[Cryptography] The GOTO Squirrel! [was GOTO Considered Harmful]

Patrick Chkoreff patrick at rayservers.net
Sat Mar 1 08:17:31 EST 2014

Larry Bisel (lbisel) wrote, On 02/28/2014 11:07 PM:

> 1)  The original poster took code that compiled, and replaced it with
> code that (as far as I can tell) would not even compile.  In C, "||"
> is a logical operation, and "|" is a bit-wise operation.  From my 25+
> years of writing C code, I have never encountered an "||=" operator,
> and none of my references mention such an operator.  So, that leads
> me to my favorite rant about refactoring:  DON'T REFACTOR CODE JUST

Yeah I still had my Perl hat on when I wrote it with ||=.  I've since
removed the ||= unicorn, as you can now see:
http://fexl.com/goto-considered-harmful.  I also updated the commentary
to reflect what I've heard here on this list, including a fourth section
at the bottom with Jerry Leichter's excellent suggestion about "cleanup"
versus "fail" labels.

> To summarize, refactoring code is a very complex issue, and it should
> not be taken lightly!

Heh, my only mistake was to use Perl's "||=" operator, which doesn't
exist in C.  Other than that, it was great!  ;) ;)
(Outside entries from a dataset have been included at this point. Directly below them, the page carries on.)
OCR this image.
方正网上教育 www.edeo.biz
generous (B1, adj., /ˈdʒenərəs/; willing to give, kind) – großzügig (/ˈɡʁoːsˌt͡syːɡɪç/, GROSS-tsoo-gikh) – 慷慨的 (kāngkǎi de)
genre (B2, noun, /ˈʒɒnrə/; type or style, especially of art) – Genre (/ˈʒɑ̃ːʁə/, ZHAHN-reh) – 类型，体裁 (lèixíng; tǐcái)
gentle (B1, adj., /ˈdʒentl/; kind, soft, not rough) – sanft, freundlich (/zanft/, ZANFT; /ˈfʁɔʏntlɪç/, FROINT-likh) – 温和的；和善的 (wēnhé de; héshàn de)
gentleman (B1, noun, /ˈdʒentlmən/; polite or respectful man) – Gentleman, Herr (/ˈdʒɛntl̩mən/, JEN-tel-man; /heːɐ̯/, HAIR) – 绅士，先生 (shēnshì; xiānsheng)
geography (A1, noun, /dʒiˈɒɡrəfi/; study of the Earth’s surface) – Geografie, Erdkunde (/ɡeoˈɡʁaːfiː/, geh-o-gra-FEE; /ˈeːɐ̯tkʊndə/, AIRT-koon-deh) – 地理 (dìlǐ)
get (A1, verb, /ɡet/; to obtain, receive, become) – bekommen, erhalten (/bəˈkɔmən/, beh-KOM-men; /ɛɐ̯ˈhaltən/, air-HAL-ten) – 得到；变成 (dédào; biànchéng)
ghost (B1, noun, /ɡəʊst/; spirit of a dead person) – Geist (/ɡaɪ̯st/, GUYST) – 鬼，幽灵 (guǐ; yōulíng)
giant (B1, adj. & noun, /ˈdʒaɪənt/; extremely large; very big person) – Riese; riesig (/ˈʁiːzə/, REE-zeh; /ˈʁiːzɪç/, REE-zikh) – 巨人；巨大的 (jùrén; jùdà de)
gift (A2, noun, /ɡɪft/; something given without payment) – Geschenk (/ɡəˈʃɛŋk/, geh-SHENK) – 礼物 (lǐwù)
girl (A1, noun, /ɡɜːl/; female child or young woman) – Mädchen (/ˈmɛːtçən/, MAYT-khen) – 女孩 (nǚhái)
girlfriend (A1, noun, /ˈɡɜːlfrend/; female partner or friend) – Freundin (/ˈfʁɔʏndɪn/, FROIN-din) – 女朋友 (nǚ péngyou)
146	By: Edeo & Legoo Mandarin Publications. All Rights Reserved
Of course I didn't actually bother trying to compile or test the code,
because there's too much context to drag in.  But there's no more
fictional unicorn in the code now.

I've also rewritten my post to emphasize that the lack of a unit test
was the real problem.  Also, to those on this list who think it might be
"too hard" to test that call to sslRawVerify, I would say that the
developers need to buck up and *do it anyway*.  In fact, if it's
actually really really hard to concoct a test for a signed server key
exchange, then I view that as a very very bad "code smell" right there
-- and some serious refactoring is in order so that it becomes *easy* to
test.  Mission critical functions should be *easy* to test, with high
observability, low probability of regression, and with strategically
placed internal redundancy.

As for "goto" itself, my biggest beef with it is that it makes code
harder to refactor.  If I have a piece of code that I want to make into
a separate function, that's usually pretty easy, but if there's a "goto"
buried in the middle of it, then that's it, I'm pretty much stuck until
I eliminate the goto.

Also, regarding refactoring, I have found that to be immensely
illuminating.  With systematic refactoring, I can expose defective or
missing logic in record time.  I do this mercilessly to my own code,
always becoming my own bitter antagonist the instant I add anything new.
 That's because the refactoring process *is* a proof process.

However, I do understand the "minimal diff" constraint in many shared
projects, and if I were on a team I wouldn't do anything massive, willy
nilly.  But also if I were on a team doing security code, the instant
anyone on the team whined about some critical code being "too hard to
test", I'd hand him a Kleenex and tell him to get to work.